Adele has returned after a six-year hiatus with her fourth studio album, 30, and the "Easy On Me" singer has made a power move in order to ensure that her new music is listened to In the Intended way. Because of pressure from Adele, Spotify no longer makes shuffle the default setting when listeners select an album. Although listeners can still shuffle an album once it has been started, the button has been removed when viewing an album's tracklist.
Adele tweeted out her appreciation of this new feature, hoping that it would encourage fans to listen to the album as it was designed. "This was the only request I had in our ever changing industry!" she posted. "We don't create albums with so much care and thought into our track listing for no reason. Our art tells a story and our stories should be listened to as we intended. Thank you Spotify for listening [red wine emoji, heart emoji]."
This was the only request I had in our ever changing industry! We don’t create albums with so much care and thought into our track listing for no reason. Our art tells a story and our stories should be listened to as we intended. Thank you Spotify for listening 🍷♥️ https://t.co/XWlykhqxAy— Adele (@Adele) November 21, 2021
Adele has been incredibly candid about the emotional journey that led to this album, so it makes sense that she would hope that fans would honor that part of her art. Adele recently sat down with Apple Music's Zane Lowe, sharing that she started this album to help her deal with her troublesome divorce from her ex-husband Simon Konecki.
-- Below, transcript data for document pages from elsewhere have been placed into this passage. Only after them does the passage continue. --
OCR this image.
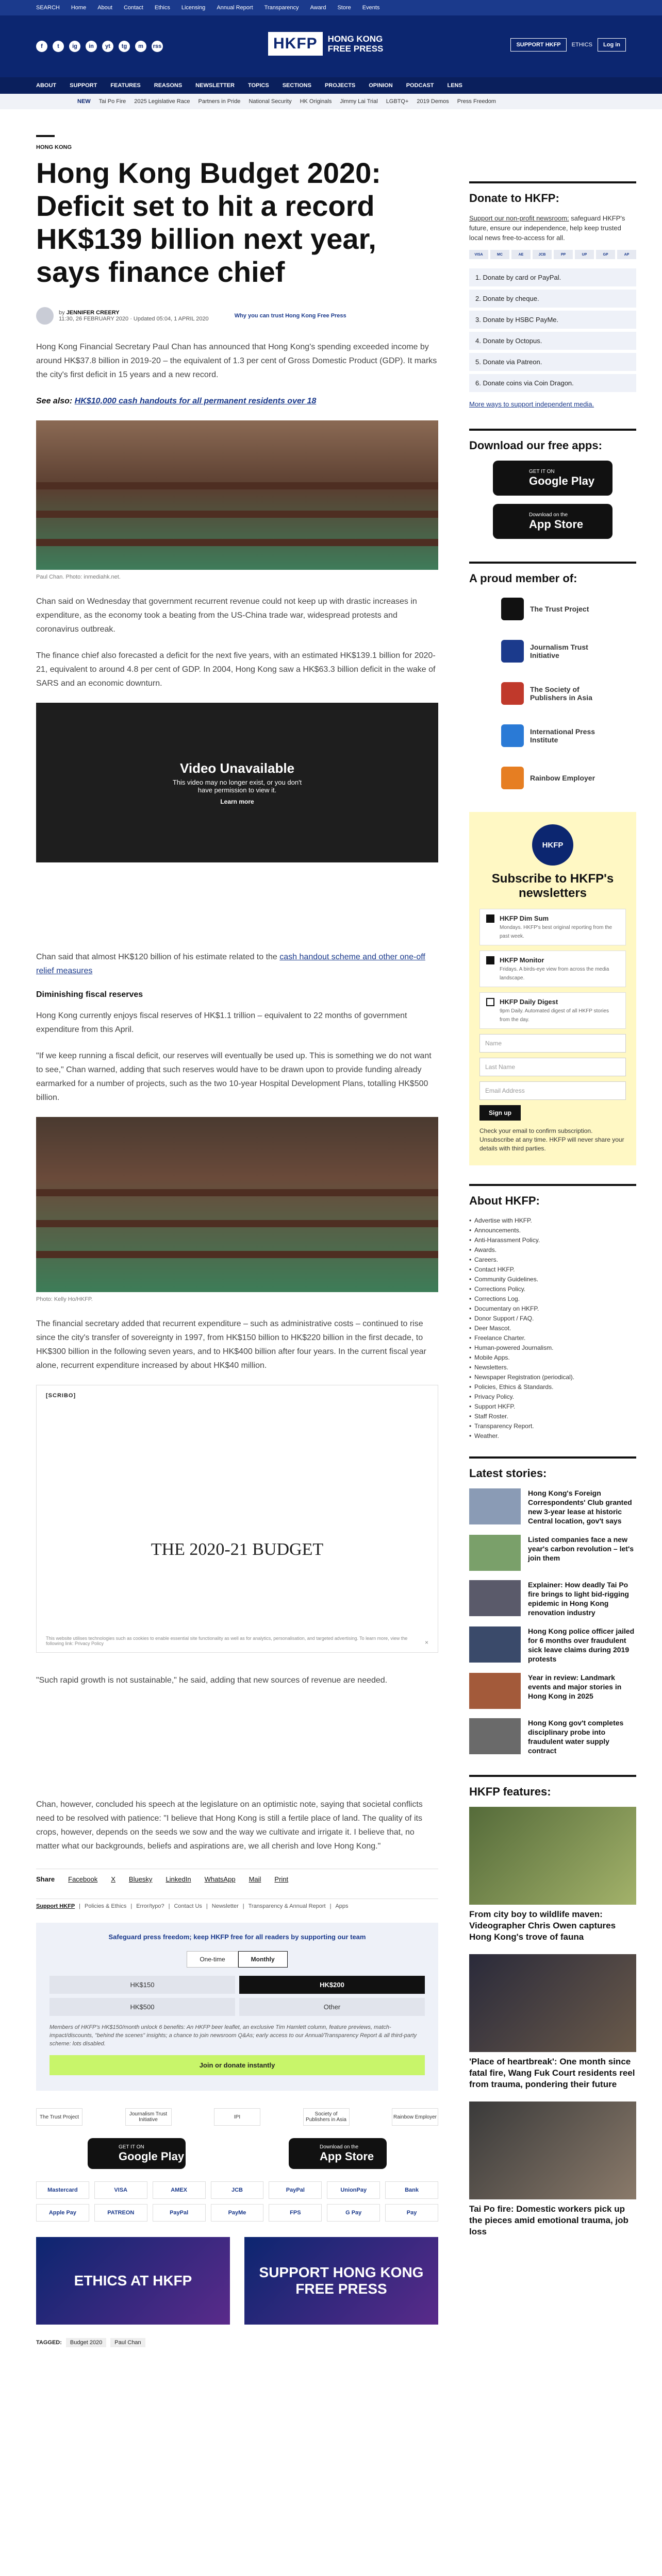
SEARCH Home About Contact Ethics Licensing Annual Report Transparency Award Store Events
f	t	ig	in	yt	tg	m	rss	HKFP	HONG KONG FREE PRESS	SUPPORT HKFP	ETHICS	Log in
ABOUT SUPPORT FEATURES REASONS NEWSLETTER TOPICS SECTIONS PROJECTS OPINION PODCAST LENS
NEW Tai Po Fire 2025 Legislative Race Partners in Pride National Security HK Originals Jimmy Lai Trial LGBTQ+ 2019 Demos Press Freedom
HONG KONG
Hong Kong Budget 2020: Deficit set to hit a record HK$139 billion next year, says finance chief
by JENNIFER CREERY
11:30, 26 FEBRUARY 2020 · Updated 05:04, 1 APRIL 2020	Why you can trust Hong Kong Free Press

Hong Kong Financial Secretary Paul Chan has announced that Hong Kong's spending exceeded income by around HK$37.8 billion in 2019-20 – the equivalent of 1.3 per cent of Gross Domestic Product (GDP). It marks the city's first deficit in 15 years and a new record.

See also: HK$10,000 cash handouts for all permanent residents over 18

Paul Chan. Photo: inmediahk.net.

Chan said on Wednesday that government recurrent revenue could not keep up with drastic increases in expenditure, as the economy took a beating from the US-China trade war, widespread protests and coronavirus outbreak.

The finance chief also forecasted a deficit for the next five years, with an estimated HK$139.1 billion for 2020-21, equivalent to around 4.8 per cent of GDP. In 2004, Hong Kong saw a HK$63.3 billion deficit in the wake of SARS and an economic downturn.

Video Unavailable
This video may no longer exist, or you don't have permission to view it.
Learn more

Chan said that almost HK$120 billion of his estimate related to the cash handout scheme and other one-off relief measures

Diminishing fiscal reserves

Hong Kong currently enjoys fiscal reserves of HK$1.1 trillion – equivalent to 22 months of government expenditure from this April.

"If we keep running a fiscal deficit, our reserves will eventually be used up. This is something we do not want to see," Chan warned, adding that such reserves would have to be drawn upon to provide funding already earmarked for a number of projects, such as the two 10-year Hospital Development Plans, totalling HK$500 billion.

Photo: Kelly Ho/HKFP.

The financial secretary added that recurrent expenditure – such as administrative costs – continued to rise since the city's transfer of sovereignty in 1997, from HK$150 billion to HK$220 billion in the first decade, to HK$300 billion in the following seven years, and to HK$400 billion after four years. In the current fiscal year alone, recurrent expenditure increased by about HK$40 million.

[SCRIBO]
THE 2020-21 BUDGET
This website utilises technologies such as cookies to enable essential site functionality as well as for analytics, personalisation, and targeted advertising. To learn more, view the following link: Privacy Policy	×

"Such rapid growth is not sustainable," he said, adding that new sources of revenue are needed.

Chan, however, concluded his speech at the legislature on an optimistic note, saying that societal conflicts need to be resolved with patience: "I believe that Hong Kong is still a fertile place of land. The quality of its crops, however, depends on the seeds we sow and the way we cultivate and irrigate it. I believe that, no matter what our backgrounds, beliefs and aspirations are, we all cherish and love Hong Kong."

Share Facebook X Bluesky LinkedIn WhatsApp Mail Print
Support HKFP | Policies & Ethics | Error/typo? | Contact Us | Newsletter | Transparency & Annual Report | Apps
Safeguard press freedom; keep HKFP free for all readers by supporting our team
One-time	Monthly
HK$150	HK$200
HK$500	Other
Members of HKFP's HK$150/month unlock 6 benefits: An HKFP beer leaflet, an exclusive Tim Hamlett column, feature previews, match-impact/discounts, "behind the scenes" insights; a chance to join newsroom Q&As; early access to our Annual/Transparency Report & all third-party scheme: lots disabled.
Join or donate instantly
The Trust Project	Journalism Trust Initiative	IPI	Society of Publishers in Asia	Rainbow Employer
GET IT ON
Google Play
Download on the
App Store
Mastercard	VISA	AMEX	JCB	PayPal	UnionPay	Bank
Apple Pay	PATREON	PayPal	PayMe	FPS	G Pay	Pay
ETHICS AT HKFP
SUPPORT HONG KONG FREE PRESS
TAGGED:	Budget 2020	Paul Chan
Donate to HKFP:
Support our non-profit newsroom: safeguard HKFP's future, ensure our independence, help keep trusted local news free-to-access for all.
VISA	MC	AE	JCB	PP	UP	GP	AP
1. Donate by card or PayPal.
2. Donate by cheque.
3. Donate by HSBC PayMe.
4. Donate by Octopus.
5. Donate via Patreon.
6. Donate coins via Coin Dragon.
More ways to support independent media.
Download our free apps:
GET IT ON
Google Play
Download on the
App Store
A proud member of:
The Trust Project
Journalism Trust Initiative
The Society of Publishers in Asia
International Press Institute
Rainbow Employer
HKFP
Subscribe to HKFP's newsletters
HKFP Dim Sum
Mondays. HKFP's best original reporting from the past week.
HKFP Monitor
Fridays. A birds-eye view from across the media landscape.
HKFP Daily Digest
9pm Daily. Automated digest of all HKFP stories from the day.
Name
Last Name
Email Address
Sign up
Check your email to confirm subscription. Unsubscribe at any time. HKFP will never share your details with third parties.
About HKFP:
• Advertise with HKFP.
• Announcements.
• Anti-Harassment Policy.
• Awards.
• Careers.
• Contact HKFP.
• Community Guidelines.
• Corrections Policy.
• Corrections Log.
• Documentary on HKFP.
• Donor Support / FAQ.
• Deer Mascot.
• Freelance Charter.
• Human-powered Journalism.
• Mobile Apps.
• Newsletters.
• Newspaper Registration (periodical).
• Policies, Ethics & Standards.
• Privacy Policy.
• Support HKFP.
• Staff Roster.
• Transparency Report.
• Weather.
Latest stories:
Hong Kong's Foreign Correspondents' Club granted new 3-year lease at historic Central location, gov't says
Listed companies face a new year's carbon revolution – let's join them
Explainer: How deadly Tai Po fire brings to light bid-rigging epidemic in Hong Kong renovation industry
Hong Kong police officer jailed for 6 months over fraudulent sick leave claims during 2019 protests
Year in review: Landmark events and major stories in Hong Kong in 2025
Hong Kong gov't completes disciplinary probe into fraudulent water supply contract
HKFP features:
From city boy to wildlife maven: Videographer Chris Owen captures Hong Kong's trove of fauna
'Place of heartbreak': One month since fatal fire, Wang Fuk Court residents reel from trauma, pondering their future
Tai Po fire: Domestic workers pick up the pieces amid emotional trauma, job loss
"It was like it really helped me, this album," Adele said. "It really, really did. And I truly do believe, like when we started the interview where I was like, 'There's not an occasion or a scenario or a feeling where there is not the perfect song for it somewhere.' I really do believe, and I'm not being arrogant or anything like that here, it's just like, it was my hell. But I really went to hell and back."
She continued, adding that she was left to make a very hard decision in order to do what was best for their shared son Angelo, 9. "I realized, I actually didn't like who I was," she explained. "And I think I just really got, like most other human beings, especially of my age, really just got into that thing of just going through the motions. Like, I've got to get over there and wasn't opening my eyes and seeing what was actually happening at the time and enjoying the world around me and stuff like that."
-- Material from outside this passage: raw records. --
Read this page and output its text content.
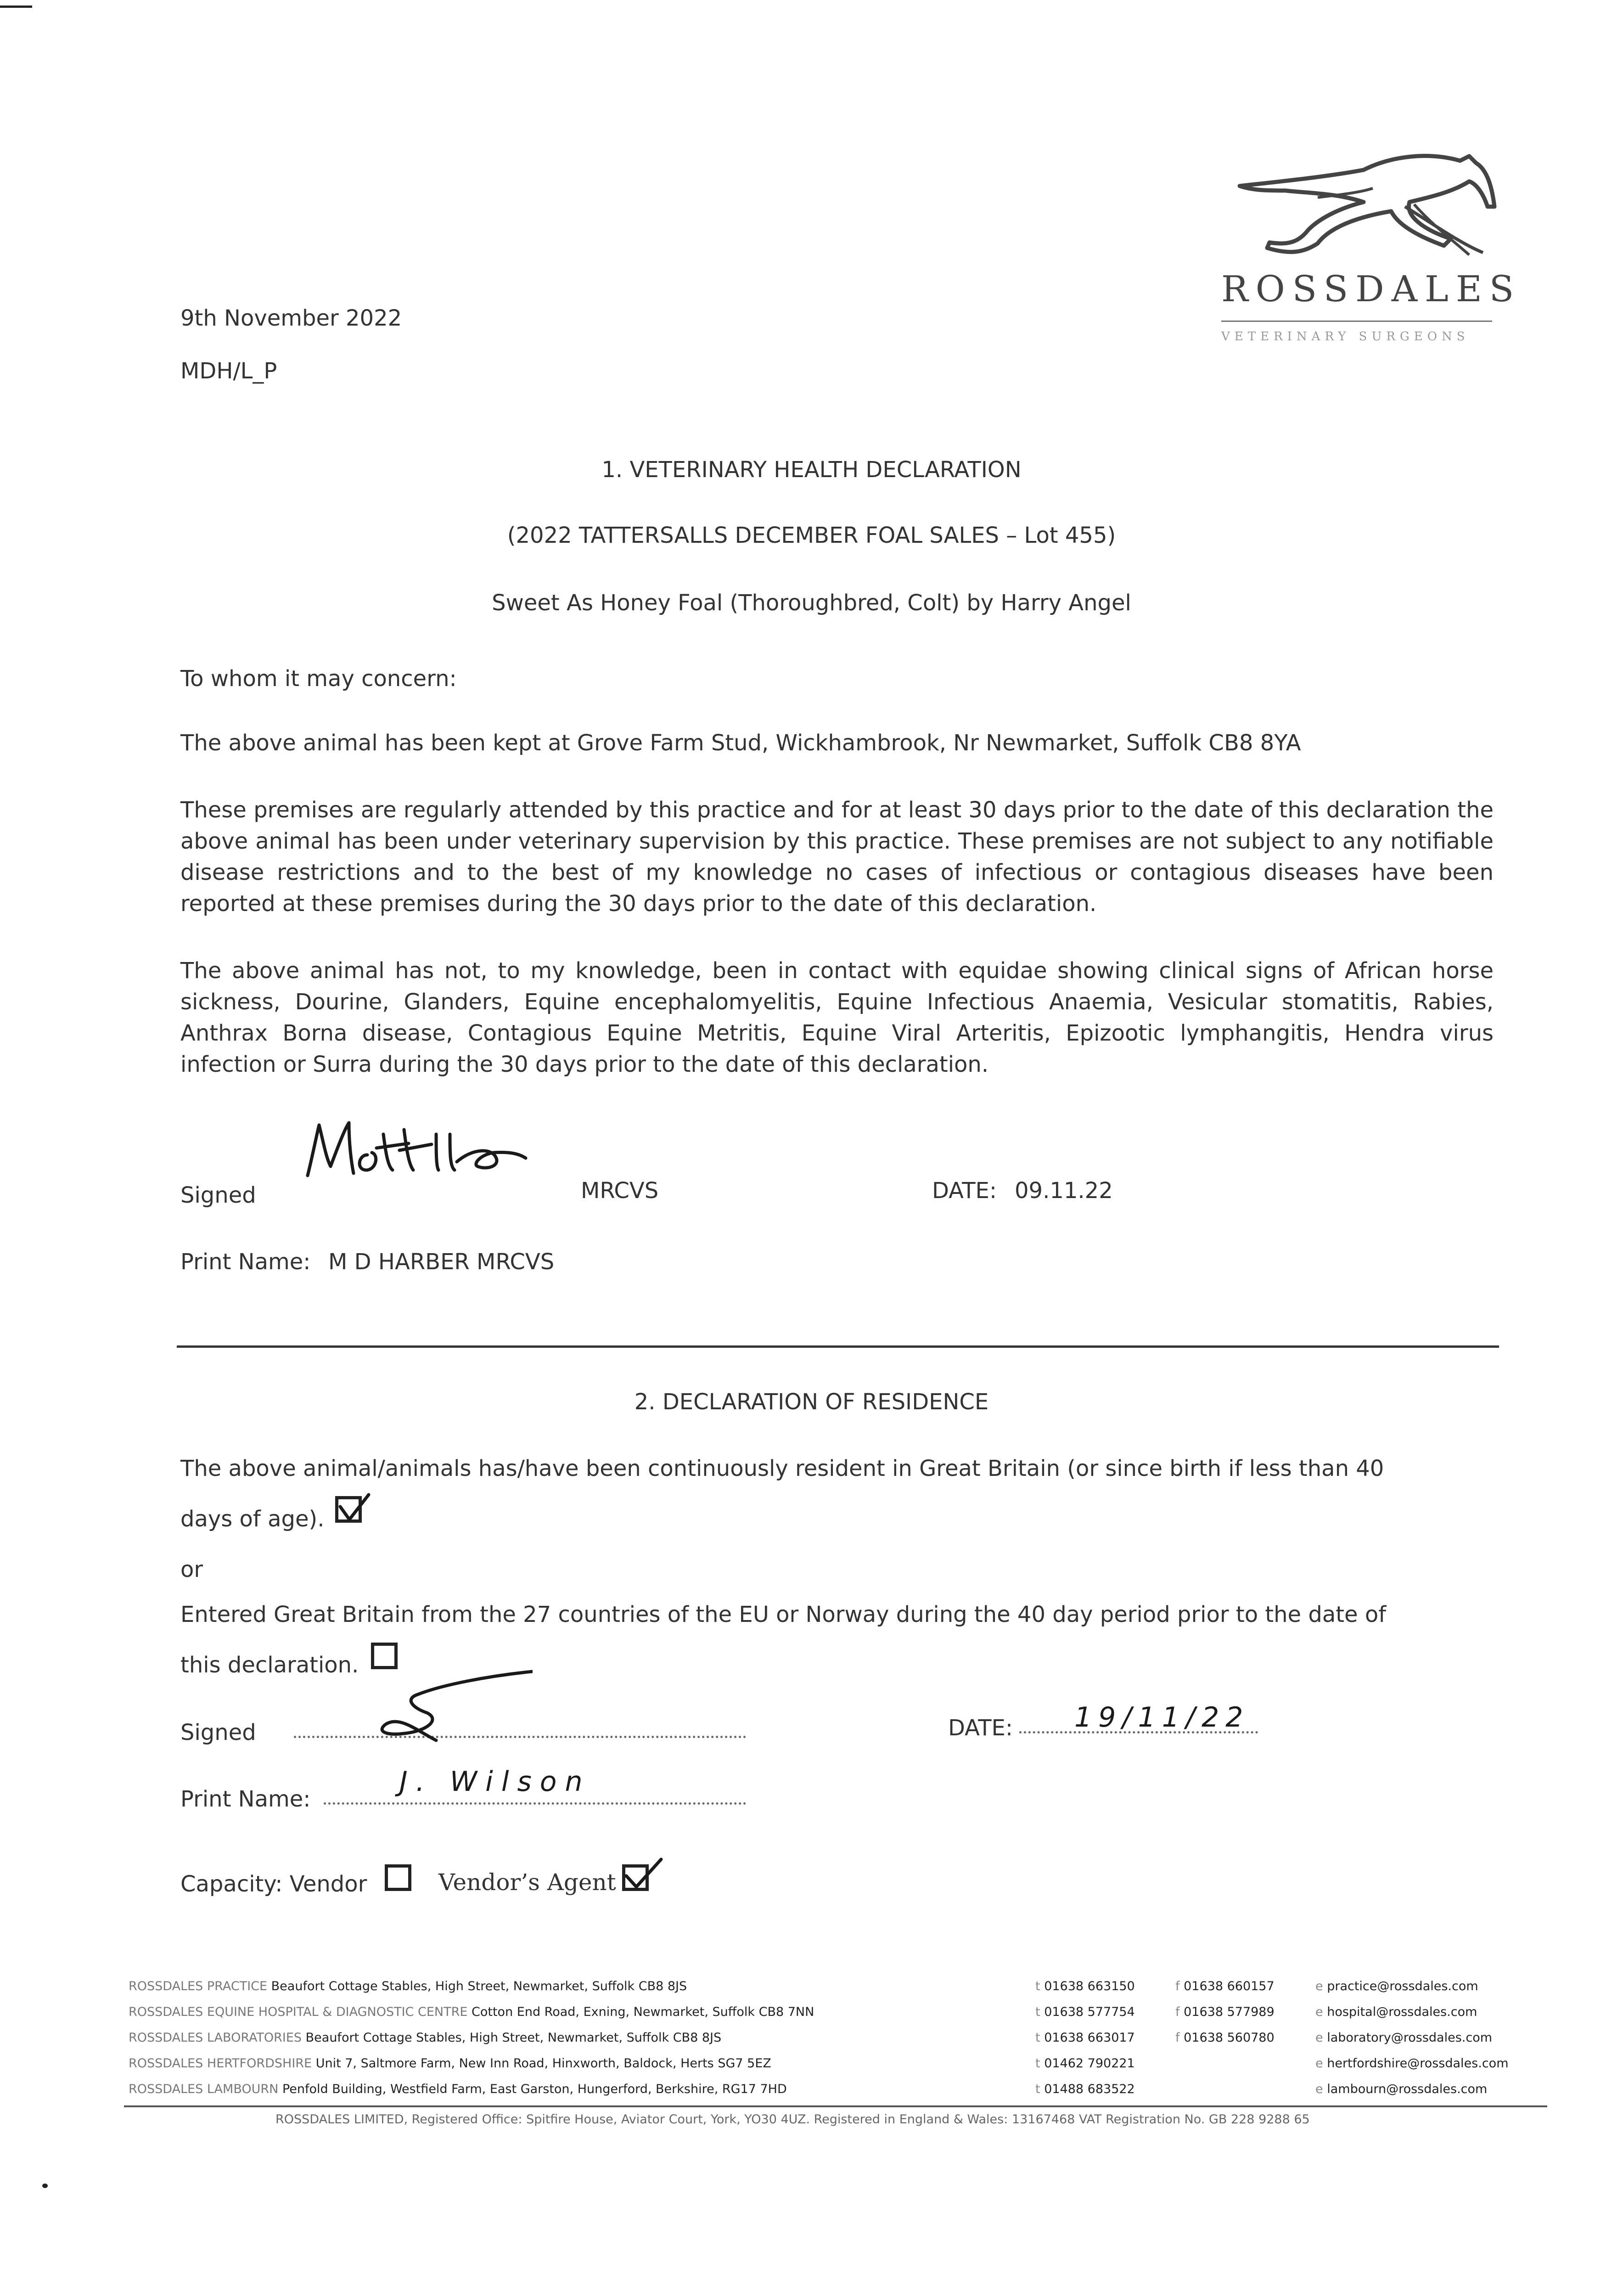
ROSSDALES
VETERINARY SURGEONS
9th November 2022
MDH/L_P
1. VETERINARY HEALTH DECLARATION
(2022 TATTERSALLS DECEMBER FOAL SALES – Lot 455)
Sweet As Honey Foal (Thoroughbred, Colt) by Harry Angel
To whom it may concern:
The above animal has been kept at Grove Farm Stud, Wickhambrook, Nr Newmarket, Suffolk CB8 8YA
These premises are regularly attended by this practice and for at least 30 days prior to the date of this declaration the above animal has been under veterinary supervision by this practice. These premises are not subject to any notifiable disease restrictions and to the best of my knowledge no cases of infectious or contagious diseases have been reported at these premises during the 30 days prior to the date of this declaration.
The above animal has not, to my knowledge, been in contact with equidae showing clinical signs of African horse sickness, Dourine, Glanders, Equine encephalomyelitis, Equine Infectious Anaemia, Vesicular stomatitis, Rabies, Anthrax Borna disease, Contagious Equine Metritis, Equine Viral Arteritis, Epizootic lymphangitis, Hendra virus infection or Surra during the 30 days prior to the date of this declaration.
Signed	MRCVS	DATE: 09.11.22
Print Name: M D HARBER MRCVS
2. DECLARATION OF RESIDENCE
The above animal/animals has/have been continuously resident in Great Britain (or since birth if less than 40
days of age).
or
Entered Great Britain from the 27 countries of the EU or Norway during the 40 day period prior to the date of
this declaration.
Signed	DATE: 19/11/22
Print Name:
J. Wilson
Capacity: Vendor	Vendor’s Agent
ROSSDALES PRACTICE Beaufort Cottage Stables, High Street, Newmarket, Suffolk CB8 8JS	t 01638 663150	f 01638 660157	e practice@rossdales.com
ROSSDALES EQUINE HOSPITAL & DIAGNOSTIC CENTRE Cotton End Road, Exning, Newmarket, Suffolk CB8 7NN	t 01638 577754	f 01638 577989	e hospital@rossdales.com
ROSSDALES LABORATORIES Beaufort Cottage Stables, High Street, Newmarket, Suffolk CB8 8JS	t 01638 663017	f 01638 560780	e laboratory@rossdales.com
ROSSDALES HERTFORDSHIRE Unit 7, Saltmore Farm, New Inn Road, Hinxworth, Baldock, Herts SG7 5EZ	t 01462 790221	e hertfordshire@rossdales.com
ROSSDALES LAMBOURN Penfold Building, Westfield Farm, East Garston, Hungerford, Berkshire, RG17 7HD	t 01488 683522	e lambourn@rossdales.com
ROSSDALES LIMITED, Registered Office: Spitfire House, Aviator Court, York, YO30 4UZ. Registered in England & Wales: 13167468 VAT Registration No. GB 228 9288 65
With her latest project, she says she believes the project could help others –– even saving a few lives. "I really think that some of the songs on this album could really help people," Adele said. "Really change people's lives. And I think a song like 'Hold On' could actually save a few lives. I really, really do."
"There were moments, when I was writing these songs, and even when I was mixing them and stuff like that, where I was like, 'Maybe I don't need to put this album out.' Like, maybe I should write another. Just because music is my therapy," she shared.